I'm looking for a HID flashlight/spotlight and I've been reading the posts about the Stanley HID. I happened to see a Stanley HID at PepBoys today, but it looks different and the model number is not the same as the Stanleys I've seen on the forums. The model number on the one at PepBoys is HIDC10 and does not have the metal bars on the rear of the light. The price for the HIDC10 was $69.99

I tried searching the forum for "HIDC10" and nothing came up.

Is anyone familar with this model?

Is it the newest version and how does it perform?

Although I wouldn't mind spending a little more, are the Stanley HIDs still the best bang for the buck?

Thanks,
John


----------



## ma_sha1 (Apr 2, 2011)

There was a thread called compact stanley HID but i can't find kit. 
As for bang for the buck, try ebay Mozo HID ultralite,

It'll be a few buck more but with Li-ion, higher capacity more comfortable to hold & lighter.


----------



## 14U2NV (Apr 2, 2011)

I'm not sure what's going on but I've made several posts this morning and they still aren't showing up.

Anyway, I'll try another post...

I saw one Mozo on eBay, but I read another post on the forum about different diameter reflectors on the Mozo. I tried posting a reply to that topic, but that post never showed up either.

Is there a particular diameter Mozo that you recommend and anywhere other than eBay to get them?

Thanks,
John


----------



## ma_sha1 (Apr 3, 2011)

14U2NV said:


> I'm not sure what's going on but I've made several posts this morning and they still aren't showing up.
> 
> Anyway, I'll try another post...
> 
> ...



The 4" one is called Ultralight, the 6" one is Mozo Mega. Haven't seen it on sale elsewhere but ebay.


----------



## Throwjunkie (Apr 3, 2011)

Here is MOZO's site doesn't look like to sell to the public but you never know. if not they may be able to provide a vender for you. 
http://www.mozohid.com/eshowProDetail.asp?ProID=1611

Both the 4" and 6" are fantastic lights

Joe


----------



## Hangfire79 (May 20, 2011)

What is the difference between the newer HIDC10 and the original HID0109 besides the size? I thought I read that the HIDC10 compact is 20w and the original is 35w?


----------



## Oztorchfreak (Jun 3, 2011)

Hangfire79 said:


> What is the difference between the newer HIDC10 and the original HID0109 besides the size? I thought I read that the HIDC10 compact is 20w and the original is 35w?


 
The Stanley manuals are in my thhread at 
* Stanley Instruction Manuals for HID0109 & New Compact HIDC10 online at Distributor.*


Sorry about repeating myself below, it's been a bad couple of days for me.


----------



## Oztorchfreak (Jun 4, 2011)

For a look at the at the Stanley range including the Compact HDC10 go to this site. Instruction manuals are there for downloading as well in pdf form.

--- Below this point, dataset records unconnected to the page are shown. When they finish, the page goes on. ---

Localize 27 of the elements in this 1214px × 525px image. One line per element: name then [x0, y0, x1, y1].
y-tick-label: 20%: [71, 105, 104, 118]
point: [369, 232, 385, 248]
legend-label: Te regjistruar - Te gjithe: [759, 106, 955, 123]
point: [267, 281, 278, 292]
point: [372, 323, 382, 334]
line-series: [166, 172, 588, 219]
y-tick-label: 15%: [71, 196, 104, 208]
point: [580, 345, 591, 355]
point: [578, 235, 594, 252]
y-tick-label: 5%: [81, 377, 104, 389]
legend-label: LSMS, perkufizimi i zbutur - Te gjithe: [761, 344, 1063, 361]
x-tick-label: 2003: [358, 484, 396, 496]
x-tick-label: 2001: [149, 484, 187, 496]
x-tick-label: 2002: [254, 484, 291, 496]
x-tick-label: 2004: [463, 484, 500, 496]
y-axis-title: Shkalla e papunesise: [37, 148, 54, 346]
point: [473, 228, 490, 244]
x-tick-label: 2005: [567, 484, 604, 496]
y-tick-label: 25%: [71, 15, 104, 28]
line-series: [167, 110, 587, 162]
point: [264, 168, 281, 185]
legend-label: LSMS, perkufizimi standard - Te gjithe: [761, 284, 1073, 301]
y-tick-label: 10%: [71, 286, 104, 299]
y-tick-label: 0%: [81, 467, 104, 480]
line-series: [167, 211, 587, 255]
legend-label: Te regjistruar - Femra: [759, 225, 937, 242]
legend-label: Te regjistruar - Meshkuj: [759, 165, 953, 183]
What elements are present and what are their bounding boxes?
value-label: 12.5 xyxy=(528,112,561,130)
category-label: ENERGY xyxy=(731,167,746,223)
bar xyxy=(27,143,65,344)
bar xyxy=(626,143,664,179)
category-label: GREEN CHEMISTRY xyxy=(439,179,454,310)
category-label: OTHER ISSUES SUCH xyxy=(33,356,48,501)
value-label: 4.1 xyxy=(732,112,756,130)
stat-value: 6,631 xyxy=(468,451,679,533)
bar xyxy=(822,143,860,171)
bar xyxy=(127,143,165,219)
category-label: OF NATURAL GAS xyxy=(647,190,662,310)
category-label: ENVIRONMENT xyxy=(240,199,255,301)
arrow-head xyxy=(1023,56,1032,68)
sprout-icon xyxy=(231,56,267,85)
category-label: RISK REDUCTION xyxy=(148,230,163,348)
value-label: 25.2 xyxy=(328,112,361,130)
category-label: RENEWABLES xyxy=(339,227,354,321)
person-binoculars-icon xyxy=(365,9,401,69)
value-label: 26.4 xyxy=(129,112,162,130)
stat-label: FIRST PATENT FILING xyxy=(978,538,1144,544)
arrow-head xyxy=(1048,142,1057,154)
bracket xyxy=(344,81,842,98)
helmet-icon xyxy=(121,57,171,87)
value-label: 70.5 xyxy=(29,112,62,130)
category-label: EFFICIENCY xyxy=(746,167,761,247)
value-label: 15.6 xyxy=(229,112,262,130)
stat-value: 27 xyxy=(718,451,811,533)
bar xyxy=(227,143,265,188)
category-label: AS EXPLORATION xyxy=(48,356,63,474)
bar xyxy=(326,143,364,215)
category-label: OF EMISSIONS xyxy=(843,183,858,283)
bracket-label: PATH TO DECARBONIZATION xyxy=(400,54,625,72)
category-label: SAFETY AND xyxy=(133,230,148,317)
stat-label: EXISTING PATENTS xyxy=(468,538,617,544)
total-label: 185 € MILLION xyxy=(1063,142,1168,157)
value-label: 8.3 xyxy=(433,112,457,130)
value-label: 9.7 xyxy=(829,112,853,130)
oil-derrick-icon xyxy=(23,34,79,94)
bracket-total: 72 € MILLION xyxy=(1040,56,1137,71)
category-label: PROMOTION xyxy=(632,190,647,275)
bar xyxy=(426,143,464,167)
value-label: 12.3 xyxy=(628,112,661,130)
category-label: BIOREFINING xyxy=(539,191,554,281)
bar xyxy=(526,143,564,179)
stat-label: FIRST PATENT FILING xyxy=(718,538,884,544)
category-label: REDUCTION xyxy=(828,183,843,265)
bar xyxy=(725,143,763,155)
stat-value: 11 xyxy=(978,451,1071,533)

http://www.candlepowerforums.com/vb/...otlight-HIDC10


----------



## Oztorchfreak (Jun 7, 2011)

14U2NV said:


> I'm looking for a HID flashlight/spotlight and I've been reading the posts about the Stanley HID. I happened to see a Stanley HID at PepBoys today, but it looks different and the model number is not the same as the Stanleys I've seen on the forums. The model number on the one at PepBoys is HIDC10 and does not have the metal bars on the rear of the light. The price for the HIDC10 was $69.99
> 
> I tried searching the forum for "HIDC10" and nothing came up.
> 
> ...





For a look at the at the Stanley range including the Compact HDC10 go to this site. Instruction manuals are there for downloading as well in pdf form.

http://www.candlepowerforums.com/vb/...otlight-HIDC10


----------



## Hangfire79 (Jun 7, 2011)

Is this some kind of joke or is there a reason why you've posted a link to this thread 3 times.... in this thread? Maybe I'm missing something...


----------



## Slartibartfast (Jun 7, 2011)

AAAARRRRGH I am caught in an infinite loop! HELP Somebody press CTRL + C


----------



## Oztorchfreak (Jun 7, 2011)

Slartibartfast said:


> AAAARRRRGH I am caught in an infinite loop! HELP Somebody press CTRL + C


 

I have had a lot of distractions recently, sorry about that. Can I delete two or three for that matter as I have already started a thread re- Stanley Instruction manuals.


----------